Investing.com-- Oil prices retreated in Asian trade on Friday, extending a sharp drop from the prior session as traders awaited more clarity on the OPEC’s plans for future production cuts, while concerns over the U.S. debt ceiling kept markets on edge.
Crude markets suffered steep losses on Thursday, falling nearly 3% and trimming most of their gains this week after Russian Deputy Prime Minister Alexander Novak said he expects no new steps from the Organization of Petroleum Exporting Countries and allies (OPEC+) during a June 4 meeting.
Selling in crude continued even as Novak clarified that the OPEC was still open to more production cuts, following a surprise supply cut in April.
The comments came barely a day after the Saudi Energy Minister warned against shorting oil prices and that speculators would be hurt.
The dissonance in signals saw bears rush in to pull oil prices off three-week highs, as concerns over slowing economic growth also came to fore after data signaled a recession in Germany.
Brent oil futures fell 0.5% to $75.83 a barrel, while West Texas Intermediate crude futures fell 0.4% to $71.56 a barrel by 21:57 ET (01:57 GMT). Both contracts were set to end the week marginally higher.
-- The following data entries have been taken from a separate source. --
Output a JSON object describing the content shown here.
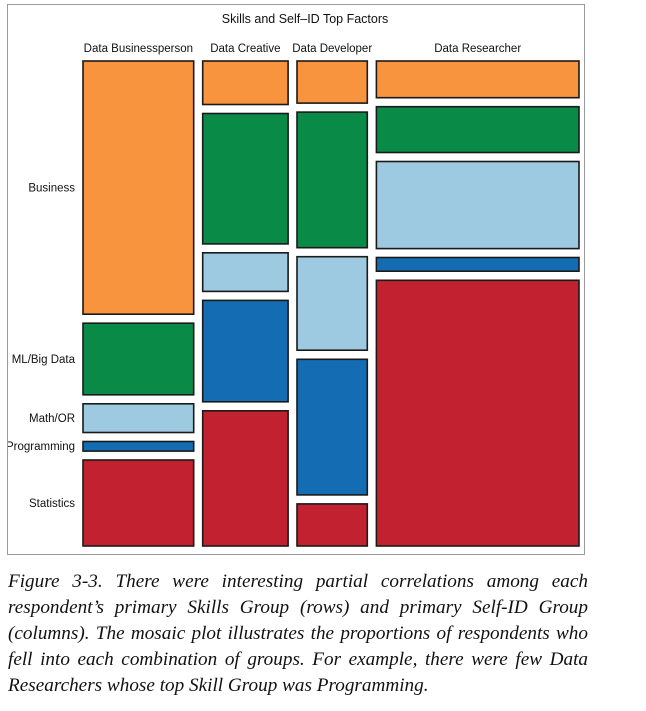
{
  "chart_data": {
    "type": "mosaic",
    "title": "Skills and Self–ID Top Factors",
    "columns": [
      "Data Businessperson",
      "Data Creative",
      "Data Developer",
      "Data Researcher"
    ],
    "column_shares": [
      0.236,
      0.182,
      0.15,
      0.432
    ],
    "rows": [
      {
        "name": "Business",
        "color": "#f7943d"
      },
      {
        "name": "ML/Big Data",
        "color": "#0a8a47"
      },
      {
        "name": "Math/OR",
        "color": "#9dc9e1"
      },
      {
        "name": "Programming",
        "color": "#146db2"
      },
      {
        "name": "Statistics",
        "color": "#c22130"
      }
    ],
    "row_label_reference_column": "Data Businessperson",
    "values": [
      [
        0.53,
        0.15,
        0.06,
        0.02,
        0.18
      ],
      [
        0.09,
        0.27,
        0.08,
        0.21,
        0.28
      ],
      [
        0.09,
        0.29,
        0.2,
        0.29,
        0.09
      ],
      [
        0.08,
        0.1,
        0.19,
        0.03,
        0.58
      ]
    ]
  },
  "caption": "Figure 3-3. There were interesting partial correlations among each respondent’s primary Skills Group (rows) and primary Self-ID Group (columns). The mosaic plot illustrates the proportions of respondents who fell into each combination of groups. For example, there were few Data Researchers whose top Skill Group was Programming."
}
Crude prices reversed a bulk of their gains this week as fears of slowing economic growth largely offset signs of tightening U.S. supply and improving fuel demand in the world’s largest oil consumer.
Data on Thursday showed that Germany, Europe’s largest economy, entered a recession in the first quarter as high energy prices dented consumer spending and industrial production.
Uncertainty over the U.S. debt ceiling also weighed ahead of a June 1 deadline for a U.S. default, as lawmakers gave no indication that a bipartisan deal was imminent.
A U.S. debt default is likely to push the economy into recession and have a widespread impact on the global economy. The dollar surged to a two-month high on increased safe haven demand, further pressuring oil prices.
This largely tied into concerns that slowing economic growth will stymie crude demand this year, which has kept oil prices depressed for most of the year. Crude prices are trading down about 6% so far in 2023.
Fears of a new COVID-19 wave in China also weighed on sentiment, amid warnings that cases could peak by late-June. Markets feared more economic disruption in the country as it struggles to recover from three years of strict COVID lockdowns.